第十七話 なんか勝手に
「お前、本当に頭おかしくなったのか?」
ちょっとした岩山を登りながら、昨日のことを掘り返される。
「そうだよ。いくらちょっと放置されてたからって、魔石を食べるだなんて。」
リリは嘲るように、チェリは心配するように聞いてくる。双子だというのに反応が百八十度違うな。
「いや、本当に極限状態だったんだって!そしたら魔石くらい食べるだろ!?」
残念な人にされそうなので、全力で同意を求める。
「いや、食べない。」
「さすがにその発想は……ないと思う。」
えぇっ……
「というかそもそも、そんなもの飲み込めないだろ。どうやって食べたんだ?」
リリが奇妙なことを聞く。
「口に入れたら溶けたけど?」
「は?」
「え?」
当たり前じゃないか。こいつ魔石食べたことないのか?と思ったが、そうか、ないのか。
「ああ、もしかして魔石を食べた人間がこの世で俺だけだから、俺だけが知る事実的な?」
「いや、そうだとしても流石におかしいだろ、普通に考えて。色々とブッ飛び過ぎている。童話か何かかよ。」
いや、俺にとっては魔法があること自体、十二分にメルヘンやファンタジーみたくブッ飛んでいるのだが。
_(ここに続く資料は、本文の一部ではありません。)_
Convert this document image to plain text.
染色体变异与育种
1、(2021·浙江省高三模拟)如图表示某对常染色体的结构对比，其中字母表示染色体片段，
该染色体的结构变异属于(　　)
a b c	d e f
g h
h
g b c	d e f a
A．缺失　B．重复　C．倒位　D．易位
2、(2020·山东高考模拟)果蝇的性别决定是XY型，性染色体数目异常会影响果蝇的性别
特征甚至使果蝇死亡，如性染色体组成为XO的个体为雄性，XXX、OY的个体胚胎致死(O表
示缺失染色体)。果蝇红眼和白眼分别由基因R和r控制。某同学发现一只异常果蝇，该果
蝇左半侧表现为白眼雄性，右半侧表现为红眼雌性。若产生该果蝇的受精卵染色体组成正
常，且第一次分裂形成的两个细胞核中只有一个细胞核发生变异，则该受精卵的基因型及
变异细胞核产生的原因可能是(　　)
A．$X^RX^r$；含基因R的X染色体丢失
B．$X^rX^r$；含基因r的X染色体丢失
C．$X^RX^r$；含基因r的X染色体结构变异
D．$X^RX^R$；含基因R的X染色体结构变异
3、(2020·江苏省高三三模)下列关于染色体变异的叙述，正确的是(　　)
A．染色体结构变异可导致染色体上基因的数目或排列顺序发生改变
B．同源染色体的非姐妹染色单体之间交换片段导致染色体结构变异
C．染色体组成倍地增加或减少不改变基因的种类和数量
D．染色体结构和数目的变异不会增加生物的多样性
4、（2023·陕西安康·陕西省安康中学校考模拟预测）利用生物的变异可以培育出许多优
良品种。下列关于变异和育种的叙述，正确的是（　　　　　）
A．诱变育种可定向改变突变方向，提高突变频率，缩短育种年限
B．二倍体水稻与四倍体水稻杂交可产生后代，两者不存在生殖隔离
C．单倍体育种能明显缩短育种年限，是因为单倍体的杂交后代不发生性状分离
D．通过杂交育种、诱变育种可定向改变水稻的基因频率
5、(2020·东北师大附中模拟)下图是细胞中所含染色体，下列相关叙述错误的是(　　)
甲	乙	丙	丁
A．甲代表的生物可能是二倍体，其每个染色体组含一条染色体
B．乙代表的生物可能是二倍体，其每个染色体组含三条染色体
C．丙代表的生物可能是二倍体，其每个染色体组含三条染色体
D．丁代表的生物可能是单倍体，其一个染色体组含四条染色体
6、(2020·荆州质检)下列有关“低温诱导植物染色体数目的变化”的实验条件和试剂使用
「本当に溶けたんだって。なんならリリが試してみなよ。」
「嫌。」
「えぇ、それじゃあチェリに……」
「殺すぞ。」
そう言うリリは、うわ、ホントにさっきに満ちた目をしている。
「本当に魔石を食べて魔力が補充できたとして、聖職者であるお姉ちゃんには有害だ。」
ああ、確かに前に聖職者は魔法が使えないって言ってたな。なんかこう、反発しあう関係なのだろうか。
「ねーねー、トモザネ。これは?美味しそう?」
いつの間にか魔物を倒していたチェリが、その魔石をゆらゆらさせてこちらに見せてくる。
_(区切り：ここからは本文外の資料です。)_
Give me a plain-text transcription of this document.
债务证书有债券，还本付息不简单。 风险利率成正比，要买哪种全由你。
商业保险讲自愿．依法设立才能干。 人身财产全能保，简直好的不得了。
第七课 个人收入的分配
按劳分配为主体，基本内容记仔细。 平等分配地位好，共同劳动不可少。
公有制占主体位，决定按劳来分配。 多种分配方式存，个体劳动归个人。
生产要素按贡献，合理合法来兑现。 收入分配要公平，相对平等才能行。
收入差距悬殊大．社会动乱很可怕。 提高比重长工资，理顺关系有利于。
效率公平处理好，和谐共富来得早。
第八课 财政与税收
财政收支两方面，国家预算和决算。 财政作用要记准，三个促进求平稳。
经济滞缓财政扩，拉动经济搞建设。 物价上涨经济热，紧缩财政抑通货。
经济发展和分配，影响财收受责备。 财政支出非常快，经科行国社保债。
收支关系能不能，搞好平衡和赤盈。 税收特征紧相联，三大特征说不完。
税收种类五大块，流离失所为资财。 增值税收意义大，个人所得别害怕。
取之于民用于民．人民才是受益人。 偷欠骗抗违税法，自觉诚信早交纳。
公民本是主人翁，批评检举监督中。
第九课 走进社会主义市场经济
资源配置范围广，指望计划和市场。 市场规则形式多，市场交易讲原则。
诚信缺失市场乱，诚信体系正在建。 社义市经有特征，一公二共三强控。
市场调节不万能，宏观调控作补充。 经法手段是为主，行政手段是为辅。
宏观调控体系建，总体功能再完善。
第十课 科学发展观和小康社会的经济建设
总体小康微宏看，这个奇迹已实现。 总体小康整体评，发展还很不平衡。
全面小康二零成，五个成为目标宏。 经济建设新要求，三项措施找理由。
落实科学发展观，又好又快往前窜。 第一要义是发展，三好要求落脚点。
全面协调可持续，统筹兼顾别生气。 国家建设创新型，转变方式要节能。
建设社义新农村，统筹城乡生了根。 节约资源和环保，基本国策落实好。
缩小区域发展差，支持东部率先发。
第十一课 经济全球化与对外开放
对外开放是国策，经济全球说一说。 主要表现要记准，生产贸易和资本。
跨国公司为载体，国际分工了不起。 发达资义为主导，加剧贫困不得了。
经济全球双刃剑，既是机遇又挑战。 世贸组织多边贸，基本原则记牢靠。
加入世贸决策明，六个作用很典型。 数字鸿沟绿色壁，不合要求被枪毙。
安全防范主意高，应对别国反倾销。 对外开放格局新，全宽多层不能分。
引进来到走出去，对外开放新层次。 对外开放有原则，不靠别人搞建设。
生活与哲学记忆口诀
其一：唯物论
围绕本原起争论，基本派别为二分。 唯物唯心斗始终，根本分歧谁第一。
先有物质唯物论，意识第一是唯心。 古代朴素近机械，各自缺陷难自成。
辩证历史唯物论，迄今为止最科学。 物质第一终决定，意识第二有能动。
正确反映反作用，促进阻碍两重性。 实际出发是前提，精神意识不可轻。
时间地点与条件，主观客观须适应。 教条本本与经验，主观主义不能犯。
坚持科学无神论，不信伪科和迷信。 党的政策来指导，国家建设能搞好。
「いや、食べないからな?あの時は仕方なかっただけだし、美味しいとも感じなかったからな?」
「えー。そっかぁ。」
これは嫌味だろうか。それとも天然なんだろうか。
こそっとリリに聞いてみると、
「お姉ちゃんに限ってわざとということはない。純粋なんだよ。なんて清らかな……」
要するにアホの子ってことか。と、頭では思ったが、言葉にしたらその口が削がれそうだ。
*
そのまま特に何事もなく、当然狭い空間に十時間放置されることもなく、山を越えたふもとの森で野宿となった。
いやぁ、平和が一番。平和大好き。
「あ、言っとくがお前の分はないからな。自分の腰に下げてる食糧でも食っておけ。」
夕食のいい匂いを嗅いでいると、リリが嫌味にそう言ってくる。
「いや、お前らいつまでそのネタでイジるんだよ。ワンパターン過ぎ。もう飽きた。」
「そんな態度だと本当に飯抜くぞ。」
リリが睨んでくる。多分、チェリも一緒に貶すような言い方をしたのがお気に召さなかったのだろう。
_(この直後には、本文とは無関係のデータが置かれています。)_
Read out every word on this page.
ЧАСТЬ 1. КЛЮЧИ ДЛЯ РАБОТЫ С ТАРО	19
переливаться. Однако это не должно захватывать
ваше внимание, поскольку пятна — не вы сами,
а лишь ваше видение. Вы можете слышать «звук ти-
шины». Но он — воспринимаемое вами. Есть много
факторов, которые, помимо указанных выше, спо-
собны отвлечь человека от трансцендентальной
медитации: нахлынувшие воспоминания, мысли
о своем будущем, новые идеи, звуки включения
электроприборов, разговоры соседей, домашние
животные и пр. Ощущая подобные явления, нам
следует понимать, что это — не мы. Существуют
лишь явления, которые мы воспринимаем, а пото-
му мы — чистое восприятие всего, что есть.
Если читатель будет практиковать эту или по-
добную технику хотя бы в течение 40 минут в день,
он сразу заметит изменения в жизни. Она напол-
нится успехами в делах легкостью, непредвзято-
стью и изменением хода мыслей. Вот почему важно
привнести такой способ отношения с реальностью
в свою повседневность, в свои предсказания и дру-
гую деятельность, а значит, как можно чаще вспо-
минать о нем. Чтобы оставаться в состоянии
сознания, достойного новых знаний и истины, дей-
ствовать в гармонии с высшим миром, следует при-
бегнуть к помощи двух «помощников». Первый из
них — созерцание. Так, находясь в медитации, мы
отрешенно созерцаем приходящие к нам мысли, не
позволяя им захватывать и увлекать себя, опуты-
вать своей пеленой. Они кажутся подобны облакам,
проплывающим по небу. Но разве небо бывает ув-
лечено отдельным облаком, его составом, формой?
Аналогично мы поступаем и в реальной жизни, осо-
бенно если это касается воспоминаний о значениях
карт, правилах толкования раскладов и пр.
「本当に申し訳ございませんでした。これからはこのような無礼二度と無きよう……」
とりあえず謝る。
「よし、それじゃあこれからは私らに絶対服従だ!お姉ちゃん、なんか命令して。」
なんか勝手に舎弟化された。流石に絶対服従は冗談だろうし、夕食代わりに魔石を食べるだなんて嫌なので、従っておこう。
「え?私?」
まあ、チェリなら良心的な命令しかしないだろう。
「じゃあ、もう一回魔石食べてるとこ見せて。」
「…………。」
結局食べんじゃねぇか!
後書きが面倒だったり、後書きが無性に書きたくなったりする、どうも虹村萌前です。
前書きでちょっとした設定解説みたいなことをするか迷っていますが、どうですかね。
そういえば、今回でプロローグ、おまけ回を合計した二十話目になります。本当の二十話ももうすぐです。